Shooting with this camera is a pain. The camera beeps, but that doesn’t mean you took a picture, you have to wait until it has beeped a second time to release the shutter button. This took a lot of getting used to. You also do not get instant feedback like we are used to on modern cameras. Instead you have to twist the dial on the back of the camera to leave the photo taking mode and use the review mode. That’s a major bummer but then again we are spoiled by cell phones and their power. This was likely done to conserve battery power. Speaking of batteries. This camera chewed through batteries. I was only getting about 40 images per set of batteries. On the plus side this camera has a built in flash and it does work as well as any point and shoot camera does.
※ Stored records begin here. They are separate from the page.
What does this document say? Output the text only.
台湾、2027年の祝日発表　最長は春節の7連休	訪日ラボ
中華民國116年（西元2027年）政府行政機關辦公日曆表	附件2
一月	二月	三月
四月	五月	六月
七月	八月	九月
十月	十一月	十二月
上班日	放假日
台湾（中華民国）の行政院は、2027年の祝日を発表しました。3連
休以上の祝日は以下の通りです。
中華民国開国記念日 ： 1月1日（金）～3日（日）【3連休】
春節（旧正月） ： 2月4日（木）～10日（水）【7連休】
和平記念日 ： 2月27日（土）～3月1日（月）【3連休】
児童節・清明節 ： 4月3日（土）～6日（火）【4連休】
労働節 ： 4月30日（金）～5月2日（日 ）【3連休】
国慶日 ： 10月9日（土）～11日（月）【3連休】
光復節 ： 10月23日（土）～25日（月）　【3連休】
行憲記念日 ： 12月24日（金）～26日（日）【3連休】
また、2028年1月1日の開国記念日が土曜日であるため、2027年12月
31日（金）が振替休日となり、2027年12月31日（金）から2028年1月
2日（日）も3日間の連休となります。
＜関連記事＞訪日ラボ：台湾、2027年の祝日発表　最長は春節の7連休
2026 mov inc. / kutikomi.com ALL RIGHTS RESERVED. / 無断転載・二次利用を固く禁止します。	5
When it comes to picture quality this camera falls flat in a ton of areas. With any camera it’s not about the megapixels, it’s about the quality of the pixels and sensor that you have. For example the canon EOS line started with the EOS D2000 a camera that only had a maximum resolution of 1728x1152 in an APS-C sensor. With only slightly lower resolution the Argus DC3200 can’t even try to match that camera because the sensor is tiny.

With a very small lens feeding light into the sensor it must boost the signal from those pixels to get enough light data for an image. This results in a lot of noise and hot spots. It is this noise that gives those early digital cameras and Myspace photos their very dated feel. It’s not a good thing either. Then we also have a dark vignetting appearing in a ring around the image. This is the result of cheap glass that is inadequate for the sensor. This is again a bad thing.


I used this camera alongside my professional gear on several landscape shoots and found it to be failing miserably in what was direct sunlight. Shouldn’t a camera be having it’s easiest time in direct sunlight? The dynamic range is horrible. To the cameras credit though it did seem to do a good job with white balancing itself.


In conclusion. I’m so glad we left this era of bad cameras behind us in favor of great cell phone cameras. But I do love how dated the images look. We can’t use this camera in any meaningful way to make decent photography, but we can use it to make art. You can’t reproduce the Lo-Fi image quality a camera like this produces with filters, nor would you want to. I like it! The camera is a joke compared to your cell phone and that’s what makes it fun. I paid my $5 and got my value out of this camera. Since it works with a Windows 7 or 10 machine, you should definitely pick this camera up if you find it in a yard sale.